Top military intelligence officials knew he was in Iraq and traveling around the country before the United States invasion, but they did not fully recognize that he was preparing for an insurgency. The Bush administration found it more useful to point to Zarqawi as a link between the regime of Saddam Hussein and Al Qaeda, which, at the time, he was not. It has been reported that twice the administration passed on the opportunity to attack his camp in the Kurdish area of Iraq, evidently believing that it would detract from the more important goal of toppling Saddam.

By the time the administration recognized Zarqawi's importance, his network was well ensconced and growing. At this point, the Americans decided to portray him as the linchpin of a small cadre of foreigners in Iraq. But the jihadist threat had morphed again, with the rise of the self-starters and the attacks abroad. With the arrest this week of 17 conspirators in Toronto, we should all realize how global the war is.

Yet both the U.S. government and the American press make the recurring mistake of thinking that at any one point there is a pure type of the jihadist terrorist - be it the hierarchical Qaeda, the Iraqi insurgents under Zarqawi, the self-starters in London. The reality is much messier.

Spanish officials have hinted that there was a Zarqawi link to the Madrid bombings; some of the London bombers had traveled to Pakistan for training; and there is evidence that some of the Toronto suspects had links to others linked to Zarqawi.

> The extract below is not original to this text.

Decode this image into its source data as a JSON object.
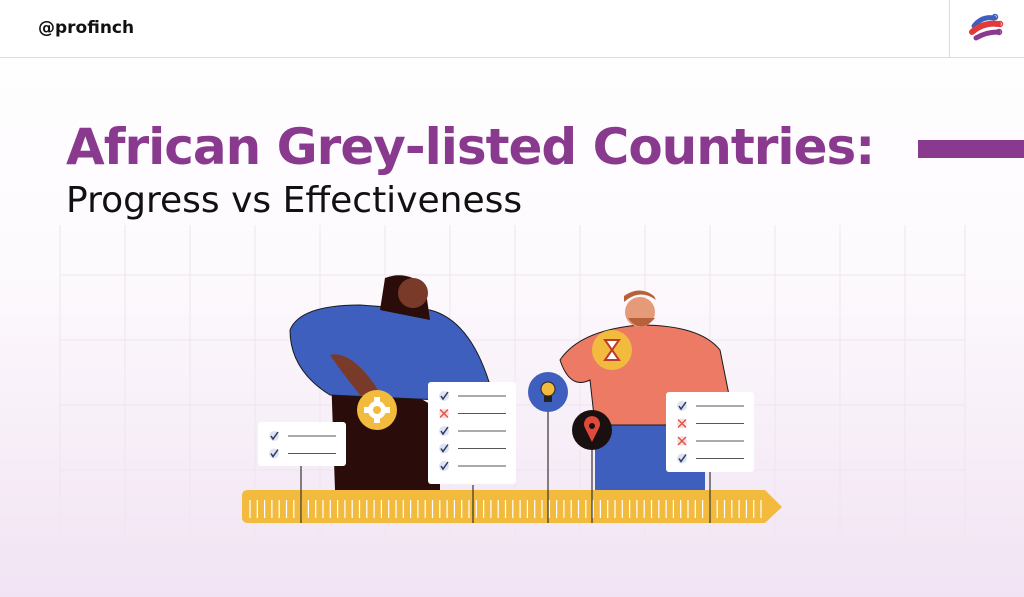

The jihadists comprise a social movement, not just a cluster of terrorist organizations, and they are totally opportunistic and endlessly plastic in how they accommodate to circumstances. They thrive on our preconceptions and our instinctive determination to come up with rigid schematizations, and we will get the better of them only when our thinking is as flexible and innovative as theirs.